On Tuesday Jan 28, Borge Brende, the Norwegian foreign affairs minister, regretted that the January 25, 2014, ceasefire agreement signed cease fire in South Sudan is not firmly in place.


Norway, Britain and the US are the foreign powers forming a group called "Troika" that helped IGAD achieve this temporary truce. So what are the possible new challenges threatening this peace process?

Besides, the two principal protagonist ethnic groups; the Dinka and the Luo-Nuer, reports suggest a presence of several others in the conflict; many of whom already internationally condemned as rogue elements. There are reported remnants of the Lord’s Resistance Army (LRA), M23 elements, Justice and Equality Movement (JEM) and Darfur elements. In addition, there is also our army, UPDF, formally invited by President Salva Kiir.
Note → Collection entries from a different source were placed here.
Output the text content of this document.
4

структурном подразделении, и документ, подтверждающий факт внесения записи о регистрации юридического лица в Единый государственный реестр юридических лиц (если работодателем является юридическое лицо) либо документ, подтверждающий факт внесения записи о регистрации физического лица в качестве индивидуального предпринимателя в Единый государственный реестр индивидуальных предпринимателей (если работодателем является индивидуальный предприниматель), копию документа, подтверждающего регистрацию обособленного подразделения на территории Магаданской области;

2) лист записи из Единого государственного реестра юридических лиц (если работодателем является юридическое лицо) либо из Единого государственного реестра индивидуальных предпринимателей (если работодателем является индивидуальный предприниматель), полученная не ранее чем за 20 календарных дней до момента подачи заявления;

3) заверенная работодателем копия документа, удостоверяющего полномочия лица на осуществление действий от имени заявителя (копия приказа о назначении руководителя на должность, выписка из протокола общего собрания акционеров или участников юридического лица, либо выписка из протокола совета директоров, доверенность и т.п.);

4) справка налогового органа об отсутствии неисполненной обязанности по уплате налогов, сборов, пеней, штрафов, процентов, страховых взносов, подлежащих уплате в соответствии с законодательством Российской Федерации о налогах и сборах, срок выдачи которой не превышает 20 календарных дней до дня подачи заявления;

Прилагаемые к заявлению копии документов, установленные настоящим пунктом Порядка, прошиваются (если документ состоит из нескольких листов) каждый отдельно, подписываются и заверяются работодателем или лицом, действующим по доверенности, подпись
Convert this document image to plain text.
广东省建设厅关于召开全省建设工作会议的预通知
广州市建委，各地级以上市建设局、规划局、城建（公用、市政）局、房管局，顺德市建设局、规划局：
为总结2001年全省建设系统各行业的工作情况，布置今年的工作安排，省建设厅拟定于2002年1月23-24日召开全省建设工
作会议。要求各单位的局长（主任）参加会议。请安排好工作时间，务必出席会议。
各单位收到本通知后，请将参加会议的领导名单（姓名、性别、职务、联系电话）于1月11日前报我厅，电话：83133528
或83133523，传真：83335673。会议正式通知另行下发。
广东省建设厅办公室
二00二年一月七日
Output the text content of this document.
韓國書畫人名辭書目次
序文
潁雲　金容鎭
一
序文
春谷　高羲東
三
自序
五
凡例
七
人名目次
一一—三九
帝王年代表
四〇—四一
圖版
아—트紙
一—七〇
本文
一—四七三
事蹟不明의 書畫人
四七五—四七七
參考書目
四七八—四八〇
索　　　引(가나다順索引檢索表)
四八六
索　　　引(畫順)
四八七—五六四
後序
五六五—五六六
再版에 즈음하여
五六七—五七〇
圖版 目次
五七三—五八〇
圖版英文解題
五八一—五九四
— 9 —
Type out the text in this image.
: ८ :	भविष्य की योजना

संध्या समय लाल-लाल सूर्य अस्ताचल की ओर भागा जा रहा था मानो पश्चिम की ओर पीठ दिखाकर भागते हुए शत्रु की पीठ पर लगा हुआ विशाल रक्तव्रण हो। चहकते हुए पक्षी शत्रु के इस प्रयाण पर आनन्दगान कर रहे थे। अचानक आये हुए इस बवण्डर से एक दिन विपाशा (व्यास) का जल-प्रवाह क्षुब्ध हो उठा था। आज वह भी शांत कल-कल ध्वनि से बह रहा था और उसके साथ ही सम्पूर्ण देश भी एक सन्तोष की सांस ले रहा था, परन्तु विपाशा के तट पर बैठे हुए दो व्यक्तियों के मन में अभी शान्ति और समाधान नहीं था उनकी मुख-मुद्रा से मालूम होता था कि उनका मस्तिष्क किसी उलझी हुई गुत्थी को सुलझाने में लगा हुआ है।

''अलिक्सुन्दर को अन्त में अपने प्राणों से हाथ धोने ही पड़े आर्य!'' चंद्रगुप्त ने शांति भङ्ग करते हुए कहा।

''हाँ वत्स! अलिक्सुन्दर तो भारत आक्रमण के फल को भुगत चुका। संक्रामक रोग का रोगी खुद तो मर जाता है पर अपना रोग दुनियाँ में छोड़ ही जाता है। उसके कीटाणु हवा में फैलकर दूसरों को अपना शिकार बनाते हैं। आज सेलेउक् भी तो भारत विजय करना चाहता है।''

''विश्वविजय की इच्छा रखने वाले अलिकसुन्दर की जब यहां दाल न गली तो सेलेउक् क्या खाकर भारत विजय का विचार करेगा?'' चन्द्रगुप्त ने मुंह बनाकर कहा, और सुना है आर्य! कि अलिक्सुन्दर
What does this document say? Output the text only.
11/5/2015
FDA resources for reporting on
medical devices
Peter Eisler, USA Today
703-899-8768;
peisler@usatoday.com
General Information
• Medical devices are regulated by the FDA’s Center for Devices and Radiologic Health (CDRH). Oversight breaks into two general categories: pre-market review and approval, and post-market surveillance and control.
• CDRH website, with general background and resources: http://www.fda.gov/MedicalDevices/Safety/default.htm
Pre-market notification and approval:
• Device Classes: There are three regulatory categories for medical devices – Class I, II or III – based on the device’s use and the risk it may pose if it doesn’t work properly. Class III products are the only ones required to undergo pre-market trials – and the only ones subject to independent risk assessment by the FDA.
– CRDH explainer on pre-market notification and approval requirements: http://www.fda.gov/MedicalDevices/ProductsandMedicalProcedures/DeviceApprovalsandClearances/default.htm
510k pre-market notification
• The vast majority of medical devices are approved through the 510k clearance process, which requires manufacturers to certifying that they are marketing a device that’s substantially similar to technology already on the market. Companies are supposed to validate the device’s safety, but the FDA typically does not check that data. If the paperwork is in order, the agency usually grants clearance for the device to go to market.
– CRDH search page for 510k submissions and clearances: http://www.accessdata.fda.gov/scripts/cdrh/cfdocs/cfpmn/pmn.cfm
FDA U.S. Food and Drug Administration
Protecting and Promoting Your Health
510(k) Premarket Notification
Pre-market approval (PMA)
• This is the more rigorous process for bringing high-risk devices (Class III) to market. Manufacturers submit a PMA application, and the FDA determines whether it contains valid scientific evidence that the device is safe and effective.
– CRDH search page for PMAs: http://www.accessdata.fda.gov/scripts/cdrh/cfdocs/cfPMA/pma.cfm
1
Whereas LRA represents a Ugandan ethnic dimension, M23 does the Tutsi, JEM the Sudanese Zaghawa tribes and Darfur rebels the Fur people of western Sudan. They are all believed to be involved not out of own choice, but under lure and perhaps pay as mercenaries for other interests.

From the Norwegian minister, it is apparent that despite increasing regional and international efforts of ending this crisis, fears of failure remain high. At a Nairobi summit on December 27, 2013, IGAD leaders called upon the protagonists to immediate cessation of hostilities and engaging an unconditional political dialogue. It also urged for the international community to address the deteriorating humanitarian situation.

However, continuation of the fighting and expansion of the geographical area of military theater are seriously undermining the prospects of peace and raising new concerns over the social harmony and peaceful coexistence in South Sudan.

Rather than improve the situation, the rogue groups are only sure to add salt to injury and further exacerbate it.

This narrative will gain more credence upon recalling that these groups were established and remain functional on ethnic lines.

LRA’s track record, for example, is well established globally and M23 are indicted of grave human right violations in North Kivu region of DRC. On the other hand, JEM and other Sudanese rebels have occasionally been cited in a series of similar violations.

What is astonishing particularly in the prevailing circumstances is that the Sudanese mercenaries, would logically be joining arms with fellow ‘rebels’ but are reportedly fighting to help Juba. Could this suggest money as their motivation or ideology? But if Juba is finding problems to foot bills for UPDF’s services to it, how could it afford other multiple groups? Hence, unless there is another paymaster for the mercenary services rendered to it, this spells more havoc in the region. This is because, South Sudan will either be compelled to pay back in kind (on presumed basis of sharing ideology to help these groups achieve their objectives) or else, we fear that at some point they may turn the barrel against it.

Recent history of, especially Sudanese mercenaries, point to the fact that they have played similar roles in Libya and Chad—where, in both situations, have committed war crimes. What should, however, be of more concern for us as Uganda, is the fact that our regional and international allies don’t seem to recognise our efforts in South Sudan.

Considering that we are not part of the IGAD-Troika (Kenya, Ethiopia, Sudan, USA, UK and Norway), that is pursuing the Addis-Ababa peace process, they think our interventions largely bear negative impacts on their efforts as well as the stability of South Sudan.

With these developments, it is, therefore, imperative that our foreign ministry enhances the usage of all communication tools at our disposal, to reiterate and coordinate our necessary presence in South Sudan so that it is in line with the thinking and understanding of our regional and international allies. Else both Juba and Kampala, at this juncture, must be aware that we have to take a clear distance from any mercenary group conducting grave violations in South Sudan as must bear in mind of the International laws criminalising usage of mercenaries.